The Unspoken Alliance
Israel's Secret Relationship with Apartheid South Africa
-
- $14.99
-
- $14.99
Publisher Description
A revealing account of how Israel’s booming arms industry and apartheid South Africa’s international isolation led to a secretive military partnership between two seemingly unlikely allies.
Prior to the Six-Day War, Israel was a darling of the international left: socialist idealists like David Ben-Gurion and Golda Meir vocally opposed apartheid and built alliances with black leaders in newly independent African nations. South Africa, for its part, was controlled by a regime of Afrikaner nationalists who had enthusiastically supported Hitler during World War II.
But after Israel’s occupation of Palestinian territories in 1967, the country found itself estranged from former allies and threatened anew by old enemies. As both states became international pariahs, their covert military relationship blossomed: they exchanged billions of dollars’ worth of extremely sensitive material, including nuclear technology, boosting Israel’s sagging economy and strengthening the beleaguered apartheid regime.
By the time the right-wing Likud Party came to power in 1977, Israel had all but abandoned the moralism of its founders in favor of close and lucrative ties with South Africa. For nearly twenty years, Israel denied these ties, claiming that it opposed apartheid on moral and religious grounds even as it secretly supplied the arsenal of a white supremacist government.

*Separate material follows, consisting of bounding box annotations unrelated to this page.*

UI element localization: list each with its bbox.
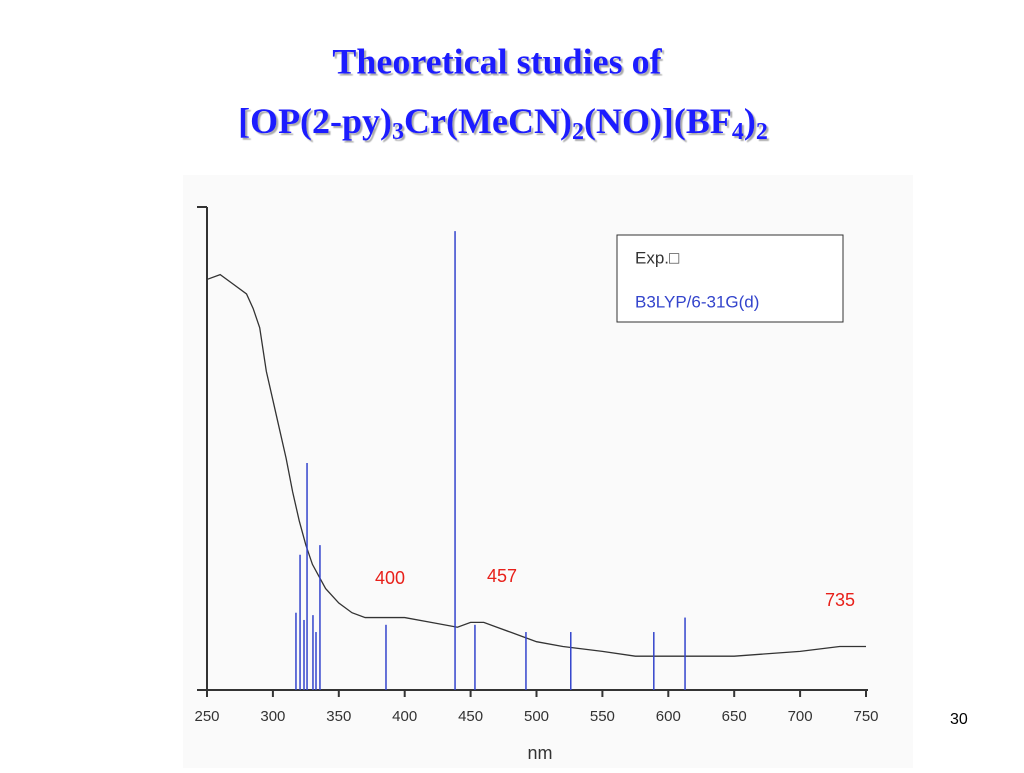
- annotation: 400: [375, 568, 405, 588]
- title-line-1: Theoretical studies of: [332, 41, 662, 81]
- x-tick-label: 750: [853, 708, 878, 725]
- x-axis-label: nm: [527, 743, 552, 763]
- annotation: 735: [825, 590, 855, 610]
- x-tick-label: 250: [194, 708, 219, 725]
- x-tick-label: 550: [590, 708, 615, 725]
- title-subscript: 2: [756, 119, 768, 145]
- legend-entry: Exp.□: [635, 248, 679, 267]
- x-tick-label: 700: [788, 708, 813, 725]
- title-subscript: 3: [392, 119, 404, 145]
- legend-box: [616, 234, 844, 323]
- x-tick-label: 500: [524, 708, 549, 725]
- x-tick-label: 350: [326, 708, 351, 725]
- title-text: Cr(MeCN): [404, 101, 572, 141]
- page-number: 30: [950, 711, 968, 728]
- legend-entry: B3LYP/6-31G(d): [635, 292, 759, 311]
- x-tick-label: 300: [260, 708, 285, 725]
- x-tick-label: 400: [392, 708, 417, 725]
- title-text: ): [744, 101, 756, 141]
- x-tick-label: 450: [458, 708, 483, 725]
- x-tick-label: 600: [656, 708, 681, 725]
- title-subscript: 4: [732, 119, 744, 145]
- exp-curve: [206, 273, 866, 657]
- annotation: 457: [487, 566, 517, 586]
- x-tick-label: 650: [722, 708, 747, 725]
- title-text: [OP(2-py): [238, 101, 392, 141]
- title-subscript: 2: [572, 119, 584, 145]
- title-line-2: [OP(2-py)3Cr(MeCN)2(NO)](BF4)2: [238, 101, 768, 144]
- title-text: (NO)](BF: [584, 101, 732, 141]
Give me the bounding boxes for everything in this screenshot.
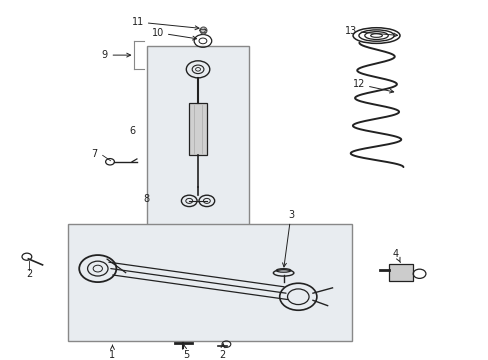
Bar — [189, 103, 206, 155]
Text: 13: 13 — [344, 26, 397, 37]
Text: 8: 8 — [142, 194, 149, 204]
Text: 11: 11 — [132, 17, 199, 30]
Text: 12: 12 — [352, 79, 393, 93]
Text: 1: 1 — [109, 345, 115, 360]
Text: 9: 9 — [101, 50, 130, 60]
Text: 4: 4 — [392, 248, 400, 262]
Bar — [388, 264, 412, 281]
Text: 5: 5 — [183, 345, 188, 360]
Text: 7: 7 — [91, 149, 98, 159]
Bar — [146, 46, 249, 231]
Text: 10: 10 — [152, 28, 196, 40]
Bar — [68, 224, 351, 341]
Text: 3: 3 — [282, 210, 293, 267]
Text: 2: 2 — [219, 344, 225, 360]
Text: 6: 6 — [129, 126, 136, 136]
Text: 2: 2 — [26, 269, 32, 279]
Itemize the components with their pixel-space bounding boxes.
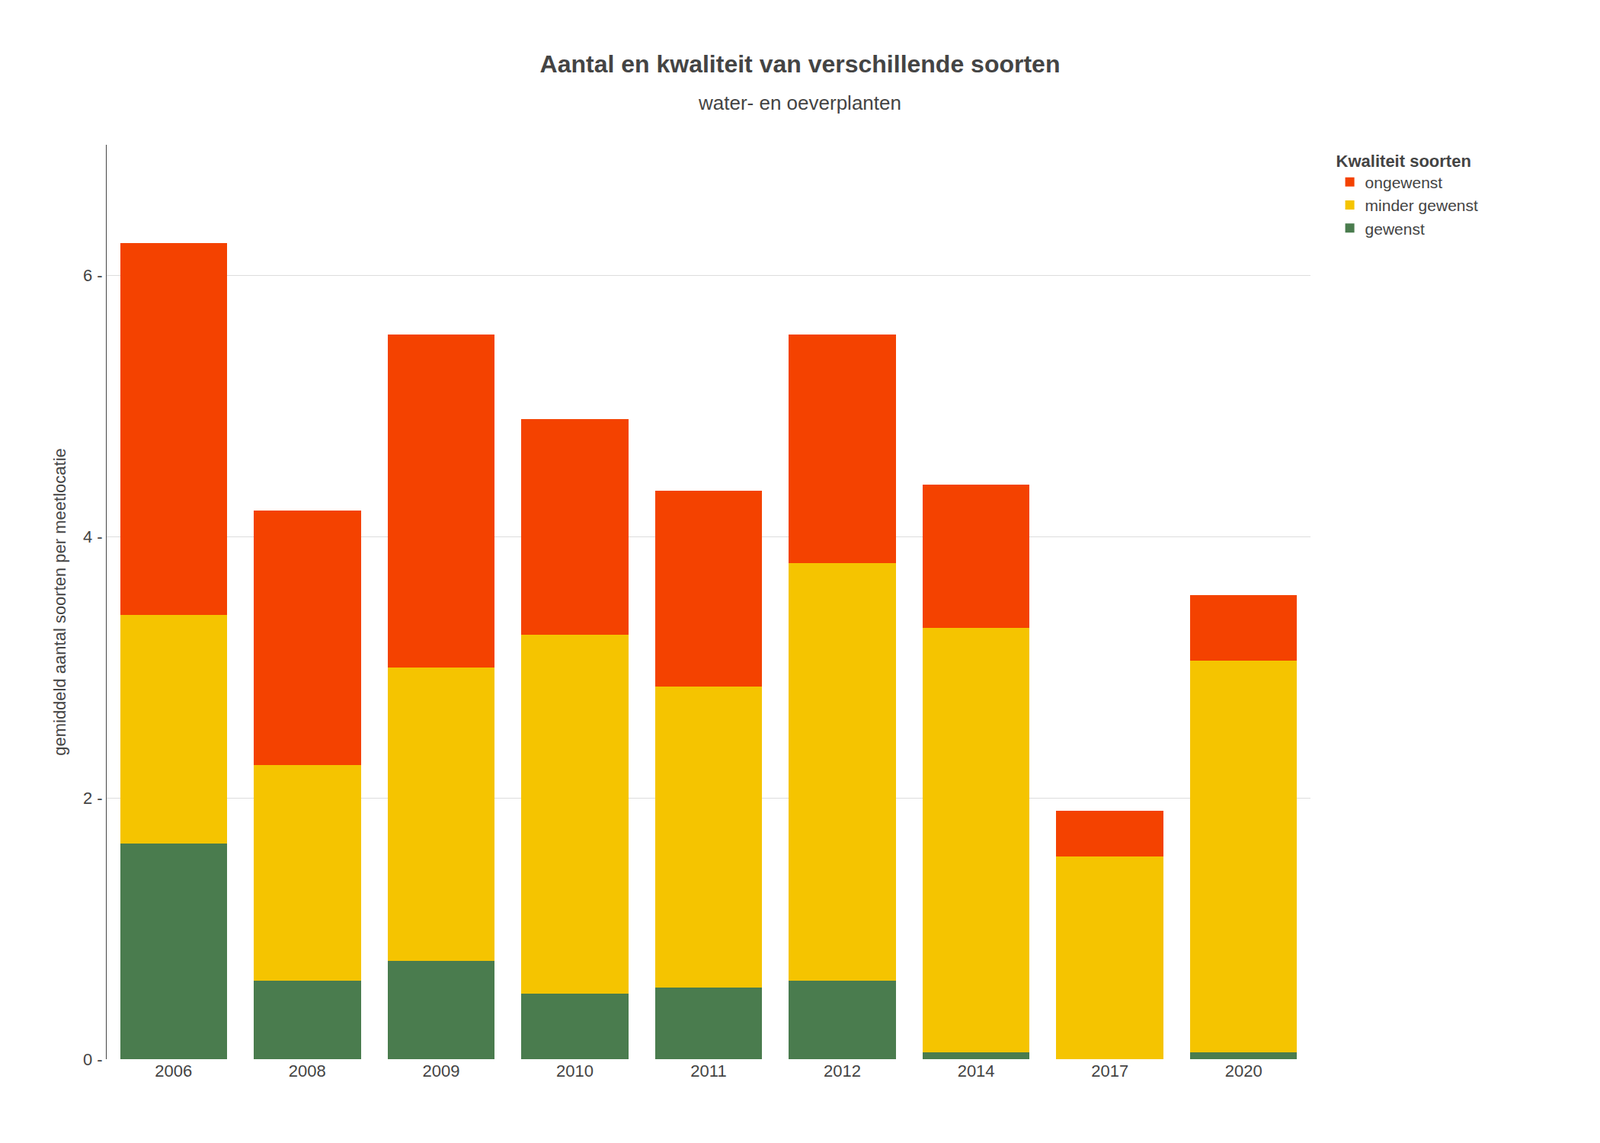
svg-text:2009: 2009: [422, 1061, 460, 1081]
svg-text:2014: 2014: [957, 1061, 996, 1081]
svg-text:2012: 2012: [823, 1061, 861, 1081]
svg-text:2011: 2011: [690, 1061, 727, 1081]
svg-text:2017: 2017: [1091, 1061, 1129, 1081]
svg-text:Kwaliteit soorten: Kwaliteit soorten: [1336, 151, 1472, 171]
svg-text:2 -: 2 -: [83, 788, 103, 808]
svg-text:minder gewenst: minder gewenst: [1365, 196, 1479, 215]
svg-text:Aantal en kwaliteit van versch: Aantal en kwaliteit van verschillende so…: [540, 50, 1061, 78]
svg-text:0 -: 0 -: [83, 1049, 103, 1069]
svg-text:2010: 2010: [556, 1061, 594, 1081]
svg-text:6 -: 6 -: [83, 265, 103, 285]
svg-text:gemiddeld aantal soorten per m: gemiddeld aantal soorten per meetlocatie: [50, 448, 70, 756]
svg-text:ongewenst: ongewenst: [1365, 173, 1444, 192]
svg-text:water- en oeverplanten: water- en oeverplanten: [697, 91, 902, 115]
svg-text:2008: 2008: [288, 1061, 327, 1081]
svg-text:gewenst: gewenst: [1365, 220, 1425, 238]
svg-text:2020: 2020: [1225, 1061, 1263, 1081]
svg-text:2006: 2006: [154, 1061, 192, 1081]
svg-text:4 -: 4 -: [83, 527, 103, 547]
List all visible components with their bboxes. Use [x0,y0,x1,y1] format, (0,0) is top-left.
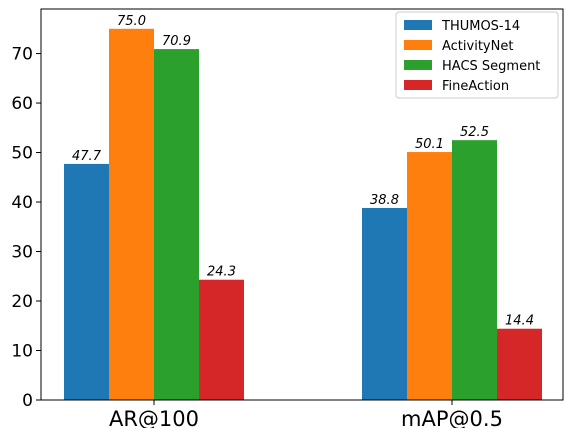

Sasha Polakow-Suransky reveals the previously classified details of countless arms deals conducted behind the backs of Israel’s own diplomatic corps and in violation of a United Nations arms embargo. Based on extensive archival research and exclusive interviews with former generals and high-level government officials in both countries, The Unspoken Alliance tells a troubling story of Cold War paranoia, moral compromises, and Israel’s estrangement from the left. It is essential reading for anyone interested in Israel’s history and its future.
PUBLISHERS WEEKLY
During the mid-1950s, the young state of Israel built diplomatic ties to postcolonial African nations on their common histories of oppression. But by 1987, Israel's alliances on the continent had completely changed despite international sanctions, Israel maintained a close and covert relationship with South Africa; their military trade kept the Israeli economy vital and buttressed the faltering apartheid government. With recently declassified documents, Polakow-Suransky, an editor at Foreign Affairs, offers an important, provocative, and occasionally disturbing analysis of this clandestine alliance. He identifies two wars as decisive turning points in Israeli South African relations. The 1967 Six-Day War and Israel's occupation of Palestinian territories alienated former friends and won it new enemies; and the 1973 Yom Kippur War left the economy in shambles, and created a powerful incentive for Israel to export arms to and cultivate its relations with the South African government. The author concludes his smart and readable study with a charged epilogue in which he writes that, as evinced by its policies towards Palestinians, Israel itself risks remaking itself in the image of the old apartheid state.